Die weitaus meisten Nutzer des Internets sind zwischen 14 und 29 Jahre alt, so eine Studie der tns Infratest. 86,5% von ihnen tummeln sich im Netz. Die Älteren sind zwar auch noch ganz ordentlich dabei, doch mit erheblichem Abstand. Weshalb also Geld fürs Internet investieren, mal abgesehen von einer Homepage mit Firmendarstellung, wenn die Zielgruppe nicht drin ist?

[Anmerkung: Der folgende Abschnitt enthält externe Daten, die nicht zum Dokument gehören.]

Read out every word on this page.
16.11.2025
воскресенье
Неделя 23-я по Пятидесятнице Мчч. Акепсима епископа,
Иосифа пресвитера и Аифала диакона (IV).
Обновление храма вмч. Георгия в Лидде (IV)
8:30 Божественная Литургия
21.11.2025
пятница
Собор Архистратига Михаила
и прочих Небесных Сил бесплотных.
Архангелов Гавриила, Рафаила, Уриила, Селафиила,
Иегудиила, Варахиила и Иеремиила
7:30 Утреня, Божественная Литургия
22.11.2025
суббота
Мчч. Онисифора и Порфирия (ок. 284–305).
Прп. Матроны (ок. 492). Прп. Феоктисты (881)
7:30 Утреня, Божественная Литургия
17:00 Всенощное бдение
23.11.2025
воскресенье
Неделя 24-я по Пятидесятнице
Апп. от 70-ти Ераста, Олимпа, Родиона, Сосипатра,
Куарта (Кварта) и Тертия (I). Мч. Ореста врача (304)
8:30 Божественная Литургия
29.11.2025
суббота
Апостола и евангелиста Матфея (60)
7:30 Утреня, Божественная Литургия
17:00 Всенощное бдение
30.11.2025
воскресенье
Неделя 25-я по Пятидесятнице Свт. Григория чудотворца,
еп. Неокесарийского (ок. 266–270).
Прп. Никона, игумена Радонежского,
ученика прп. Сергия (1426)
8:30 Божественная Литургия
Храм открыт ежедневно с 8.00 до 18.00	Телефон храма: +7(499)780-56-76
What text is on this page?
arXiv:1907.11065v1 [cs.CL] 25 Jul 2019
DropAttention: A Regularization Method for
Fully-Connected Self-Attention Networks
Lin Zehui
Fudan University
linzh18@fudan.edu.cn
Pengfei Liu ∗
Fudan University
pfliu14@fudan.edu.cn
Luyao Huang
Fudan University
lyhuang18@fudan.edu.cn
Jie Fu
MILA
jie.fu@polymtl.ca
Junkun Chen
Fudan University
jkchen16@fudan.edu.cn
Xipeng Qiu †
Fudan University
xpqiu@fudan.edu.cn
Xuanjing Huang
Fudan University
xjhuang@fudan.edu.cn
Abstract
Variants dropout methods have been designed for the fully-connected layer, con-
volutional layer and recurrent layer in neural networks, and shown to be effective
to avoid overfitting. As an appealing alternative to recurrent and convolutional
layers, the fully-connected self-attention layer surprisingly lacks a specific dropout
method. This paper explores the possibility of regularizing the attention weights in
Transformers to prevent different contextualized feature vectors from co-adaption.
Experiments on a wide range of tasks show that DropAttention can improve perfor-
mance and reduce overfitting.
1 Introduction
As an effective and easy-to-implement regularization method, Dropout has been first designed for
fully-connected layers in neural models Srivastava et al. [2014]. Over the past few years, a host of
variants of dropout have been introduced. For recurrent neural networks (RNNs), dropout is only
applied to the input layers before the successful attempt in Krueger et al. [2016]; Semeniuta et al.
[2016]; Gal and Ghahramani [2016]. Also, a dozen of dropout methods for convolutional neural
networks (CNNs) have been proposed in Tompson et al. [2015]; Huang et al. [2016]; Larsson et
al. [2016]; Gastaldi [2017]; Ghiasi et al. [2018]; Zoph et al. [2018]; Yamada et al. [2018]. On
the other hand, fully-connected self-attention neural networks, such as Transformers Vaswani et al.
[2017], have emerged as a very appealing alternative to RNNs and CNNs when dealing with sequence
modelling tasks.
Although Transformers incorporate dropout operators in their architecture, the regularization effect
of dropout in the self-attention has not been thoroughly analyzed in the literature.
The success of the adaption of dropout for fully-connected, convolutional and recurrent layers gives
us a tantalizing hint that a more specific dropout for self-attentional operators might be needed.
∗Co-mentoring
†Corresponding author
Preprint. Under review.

Der Grund ist simpel: Pflegezentren haben nicht die eine Zielgruppe, es sind Zielgruppen. Die alten Menschen selbst die sich informieren, ihre Kinder die sich um einen Heimplatz für die Eltern kümmern, deren Ärzte die für ihre Patienten eine Unterbringung suchen oder Sozialarbeiter die in Ämtern nach geeigneten Pflegeplätzen Ausschau halten. Sie alle sind Zielgruppen für die Pflegezentren. Doch statt sie mit relevanten Informationen zu versorgen, beschränken sich die allermeisten Betreiber auf die Darstellung ihres Hauses, bzw. ihres Unternehmens. Das Internet erfüllt die Funktion einer überdimensionierten Visitenkarte. Weder notwendig, noch zeitgemäß.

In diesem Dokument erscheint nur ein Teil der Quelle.